Methods Inf Med. 1998 Nov;37(4-5):334-44.
Evaluating natural language processing (NLP) systems in the clinical domain is a difficult task which is important for advancement of the field. A number of NLP systems have been reported that extract information from free-text clinical reports, but not many of the systems have been evaluated. Those that were evaluated noted good performance measures but the results were often weakened by ineffective evaluation methods.
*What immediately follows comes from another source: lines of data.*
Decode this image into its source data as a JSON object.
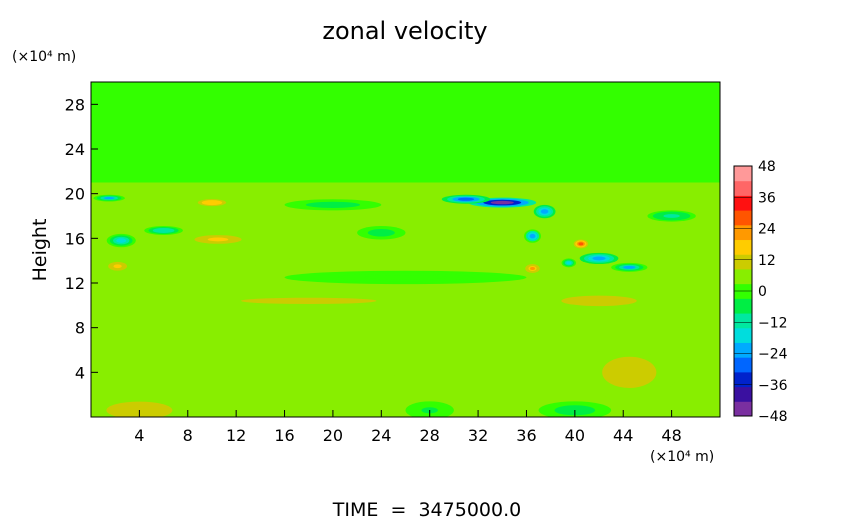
{
  "chart_data": {
    "type": "heatmap",
    "title": "zonal velocity",
    "xlabel": "",
    "ylabel": "Height",
    "x_unit": "(×10⁴ m)",
    "y_unit": "(×10⁴ m)",
    "footer": "TIME  =  3475000.0",
    "xlim": [
      0,
      52
    ],
    "ylim": [
      0,
      30
    ],
    "x_ticks": [
      4,
      8,
      12,
      16,
      20,
      24,
      28,
      32,
      36,
      40,
      44,
      48
    ],
    "y_ticks": [
      4,
      8,
      12,
      16,
      20,
      24,
      28
    ],
    "colorbar": {
      "min": -48,
      "max": 48,
      "ticks": [
        48,
        36,
        24,
        12,
        0,
        -12,
        -24,
        -36,
        -48
      ],
      "colors": [
        "#7a2fa0",
        "#3a10a0",
        "#0022cc",
        "#0066ff",
        "#00aaff",
        "#00dddd",
        "#00e8a0",
        "#00ee44",
        "#33ff00",
        "#88ee00",
        "#cccc00",
        "#ffcc00",
        "#ff9900",
        "#ff5500",
        "#ff1111",
        "#ff6666",
        "#ff9999"
      ]
    },
    "background_value": 4,
    "features": [
      {
        "x": 34,
        "y": 19.2,
        "sx": 2.8,
        "sy": 0.45,
        "v": -46
      },
      {
        "x": 31,
        "y": 19.5,
        "sx": 2.0,
        "sy": 0.4,
        "v": -28
      },
      {
        "x": 37.5,
        "y": 18.4,
        "sx": 0.9,
        "sy": 0.6,
        "v": -24
      },
      {
        "x": 36.5,
        "y": 16.2,
        "sx": 0.7,
        "sy": 0.6,
        "v": -22
      },
      {
        "x": 42,
        "y": 14.2,
        "sx": 1.6,
        "sy": 0.5,
        "v": -24
      },
      {
        "x": 44.5,
        "y": 13.4,
        "sx": 1.5,
        "sy": 0.4,
        "v": -20
      },
      {
        "x": 39.5,
        "y": 13.8,
        "sx": 0.6,
        "sy": 0.4,
        "v": -18
      },
      {
        "x": 2.5,
        "y": 15.8,
        "sx": 1.2,
        "sy": 0.6,
        "v": -18
      },
      {
        "x": 6,
        "y": 16.7,
        "sx": 1.6,
        "sy": 0.4,
        "v": -14
      },
      {
        "x": 1.5,
        "y": 19.6,
        "sx": 1.3,
        "sy": 0.3,
        "v": -20
      },
      {
        "x": 20,
        "y": 19.0,
        "sx": 4.0,
        "sy": 0.5,
        "v": -8
      },
      {
        "x": 24,
        "y": 16.5,
        "sx": 2.0,
        "sy": 0.6,
        "v": -8
      },
      {
        "x": 48,
        "y": 18.0,
        "sx": 2.0,
        "sy": 0.5,
        "v": -10
      },
      {
        "x": 10,
        "y": 19.2,
        "sx": 1.5,
        "sy": 0.4,
        "v": 18
      },
      {
        "x": 40.5,
        "y": 15.5,
        "sx": 0.6,
        "sy": 0.4,
        "v": 30
      },
      {
        "x": 36.5,
        "y": 13.3,
        "sx": 0.6,
        "sy": 0.4,
        "v": 22
      },
      {
        "x": 10.5,
        "y": 15.9,
        "sx": 2.5,
        "sy": 0.5,
        "v": 16
      },
      {
        "x": 2.2,
        "y": 13.5,
        "sx": 1.0,
        "sy": 0.5,
        "v": 16
      },
      {
        "x": 42,
        "y": 10.4,
        "sx": 4.0,
        "sy": 0.6,
        "v": 14
      },
      {
        "x": 18,
        "y": 10.4,
        "sx": 10.0,
        "sy": 0.5,
        "v": 10
      },
      {
        "x": 15,
        "y": 14.0,
        "sx": 2.0,
        "sy": 0.6,
        "v": 8
      },
      {
        "x": 46,
        "y": 15.8,
        "sx": 2.5,
        "sy": 0.6,
        "v": 8
      },
      {
        "x": 44.5,
        "y": 4.0,
        "sx": 4.0,
        "sy": 2.5,
        "v": 10
      },
      {
        "x": 4,
        "y": 0.6,
        "sx": 3.5,
        "sy": 1.0,
        "v": 14
      },
      {
        "x": 26,
        "y": 5.0,
        "sx": 4.0,
        "sy": 2.5,
        "v": 8
      },
      {
        "x": 14,
        "y": 5.5,
        "sx": 4.0,
        "sy": 2.5,
        "v": 6
      },
      {
        "x": 40,
        "y": 0.6,
        "sx": 3.0,
        "sy": 0.8,
        "v": -6
      },
      {
        "x": 28,
        "y": 0.6,
        "sx": 2.0,
        "sy": 0.8,
        "v": -3
      },
      {
        "x": 26,
        "y": 12.5,
        "sx": 10.0,
        "sy": 0.6,
        "v": -2
      }
    ]
  }
}
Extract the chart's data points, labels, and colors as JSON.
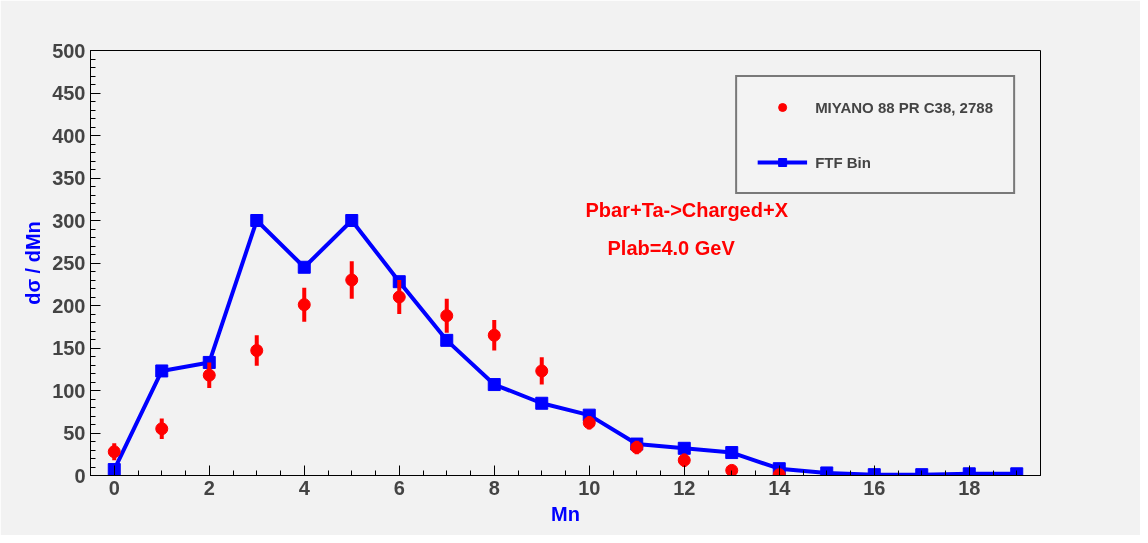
{
  "chart_data": {
    "type": "scatter",
    "xlabel": "Mn",
    "ylabel": "dσ / dMn",
    "annotations": [
      "Pbar+Ta->Charged+X",
      "Plab=4.0 GeV"
    ],
    "xlim": [
      -0.5,
      19.5
    ],
    "ylim": [
      0,
      500
    ],
    "xticks": [
      0,
      2,
      4,
      6,
      8,
      10,
      12,
      14,
      16,
      18
    ],
    "yticks": [
      0,
      50,
      100,
      150,
      200,
      250,
      300,
      350,
      400,
      450,
      500
    ],
    "legend": "top right",
    "series": [
      {
        "name": "MIYANO 88 PR C38, 2788",
        "marker": "circle",
        "color": "#ff0000",
        "x": [
          0,
          1,
          2,
          3,
          4,
          5,
          6,
          7,
          8,
          9,
          10,
          11,
          12,
          13,
          14
        ],
        "values": [
          28,
          55,
          118,
          147,
          201,
          230,
          210,
          188,
          165,
          123,
          62,
          33,
          18,
          6,
          1
        ],
        "errors": [
          10,
          12,
          15,
          18,
          20,
          22,
          20,
          20,
          18,
          16,
          8,
          8,
          8,
          null,
          null
        ]
      },
      {
        "name": "FTF Bin",
        "type": "line",
        "marker": "square",
        "color": "#0000ff",
        "x": [
          0,
          1,
          2,
          3,
          4,
          5,
          6,
          7,
          8,
          9,
          10,
          11,
          12,
          13,
          14,
          15,
          16,
          17,
          18,
          19
        ],
        "values": [
          7,
          123,
          133,
          300,
          245,
          300,
          228,
          159,
          107,
          85,
          71,
          37,
          32,
          27,
          8,
          3,
          1,
          1,
          2,
          2
        ]
      }
    ]
  }
}
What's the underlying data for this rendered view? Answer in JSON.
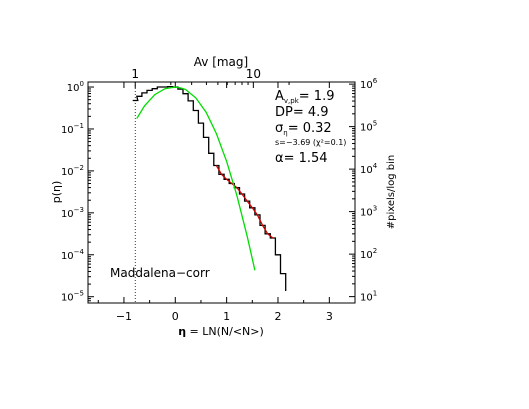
{
  "chart_data": {
    "type": "line",
    "region_label": "Maddalena−corr",
    "xlabel": {
      "symbol": "η",
      "text": " = LN(N/<N>)"
    },
    "ylabel": "p(η)",
    "y2label": "#pixels/log bin",
    "top_axis_label": "Av [mag]",
    "xlim": [
      -1.7,
      3.5
    ],
    "ylim": [
      -5.15,
      0.12
    ],
    "xticks": [
      -1,
      0,
      1,
      2,
      3
    ],
    "xtick_labels": [
      "−1",
      "0",
      "1",
      "2",
      "3"
    ],
    "yticks": [
      0,
      -1,
      -2,
      -3,
      -4,
      -5
    ],
    "ytick_labels": [
      {
        "base": "10",
        "exp": "0"
      },
      {
        "base": "10",
        "exp": "−1"
      },
      {
        "base": "10",
        "exp": "−2"
      },
      {
        "base": "10",
        "exp": "−3"
      },
      {
        "base": "10",
        "exp": "−4"
      },
      {
        "base": "10",
        "exp": "−5"
      }
    ],
    "y2ticks": [
      6,
      5,
      4,
      3,
      2,
      1
    ],
    "y2tick_labels": [
      {
        "base": "10",
        "exp": "6"
      },
      {
        "base": "10",
        "exp": "5"
      },
      {
        "base": "10",
        "exp": "4"
      },
      {
        "base": "10",
        "exp": "3"
      },
      {
        "base": "10",
        "exp": "2"
      },
      {
        "base": "10",
        "exp": "1"
      }
    ],
    "top_ticks": [
      {
        "eta": -0.78,
        "label": "1"
      },
      {
        "eta": 1.52,
        "label": "10"
      }
    ],
    "threshold_eta": -0.78,
    "annotations": [
      {
        "id": "ak",
        "main": "A",
        "sub": "v,pk",
        "rest": "= 1.9"
      },
      {
        "id": "dp",
        "main": "DP",
        "sub": "",
        "rest": "= 4.9"
      },
      {
        "id": "sigma",
        "main": "σ",
        "sub": "η",
        "rest": "= 0.32"
      },
      {
        "id": "slope",
        "main": "s=−3.69 (χ²=0.1)",
        "sub": "",
        "rest": ""
      },
      {
        "id": "alpha",
        "main": "α",
        "sub": "",
        "rest": "= 1.54"
      }
    ],
    "series": [
      {
        "color": "#000000",
        "style": "step",
        "x": [
          -0.78,
          -0.7,
          -0.6,
          -0.5,
          -0.4,
          -0.3,
          -0.2,
          -0.1,
          0.0,
          0.1,
          0.2,
          0.3,
          0.4,
          0.5,
          0.6,
          0.7,
          0.8,
          0.9,
          1.0,
          1.1,
          1.2,
          1.3,
          1.4,
          1.5,
          1.6,
          1.7,
          1.8,
          1.9,
          2.0,
          2.1
        ],
        "y": [
          -0.32,
          -0.22,
          -0.14,
          -0.08,
          -0.04,
          0.0,
          0.0,
          0.01,
          0.0,
          -0.05,
          -0.16,
          -0.33,
          -0.56,
          -0.86,
          -1.2,
          -1.58,
          -1.87,
          -2.08,
          -2.2,
          -2.3,
          -2.4,
          -2.55,
          -2.72,
          -2.88,
          -3.05,
          -3.3,
          -3.5,
          -3.6,
          -4.0,
          -4.45
        ]
      },
      {
        "color": "#cc0000",
        "style": "line",
        "x": [
          0.8,
          0.9,
          1.0,
          1.1,
          1.2,
          1.3,
          1.4,
          1.5,
          1.6,
          1.7,
          1.8,
          1.9
        ],
        "y": [
          -1.87,
          -2.08,
          -2.2,
          -2.3,
          -2.4,
          -2.55,
          -2.72,
          -2.88,
          -3.05,
          -3.3,
          -3.5,
          -3.6
        ]
      },
      {
        "color": "#00dd00",
        "style": "line",
        "x": [
          -0.75,
          -0.6,
          -0.4,
          -0.2,
          0.0,
          0.1,
          0.2,
          0.4,
          0.6,
          0.8,
          1.0,
          1.2,
          1.4,
          1.55
        ],
        "y": [
          -0.75,
          -0.45,
          -0.18,
          -0.04,
          0.0,
          -0.02,
          -0.06,
          -0.26,
          -0.6,
          -1.11,
          -1.77,
          -2.59,
          -3.56,
          -4.37
        ]
      }
    ]
  }
}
In this paper we describe a set of criteria aimed at improving the quality of NLP evaluation studies. We present an overview of NLP evaluations in the clinical domain and also discuss the Message Understanding Conferences (MUC) [1-4]. Although these conferences constitute a series of NLP evaluation studies performed outside of the clinical domain, some of the results are relevant within medicine. In addition, we discuss a number of factors which contribute to the complexity that is inherent in the task of evaluating natural language systems.
评估临床领域的自然语言处理(NLP)系统是一项艰巨的任务,对该领域的发展至关重要。已有许多NLP系统被报道可从自由文本临床报告中提取信息,但对这些系统进行评估的并不多。那些经过评估的系统显示出良好的性能指标,但结果往往因无效的评估方法而受到影响。在本文中,我们描述了一套旨在提高NLP评估研究质量的标准。我们概述了临床领域的NLP评估,并讨论了信息理解会议(MUC)[1-4]。尽管这些会议构成了一系列在临床领域之外进行的NLP评估研究,但其中一些结果在医学领域具有相关性。此外,我们讨论了一些导致评估自然语言系统任务固有复杂性的因素。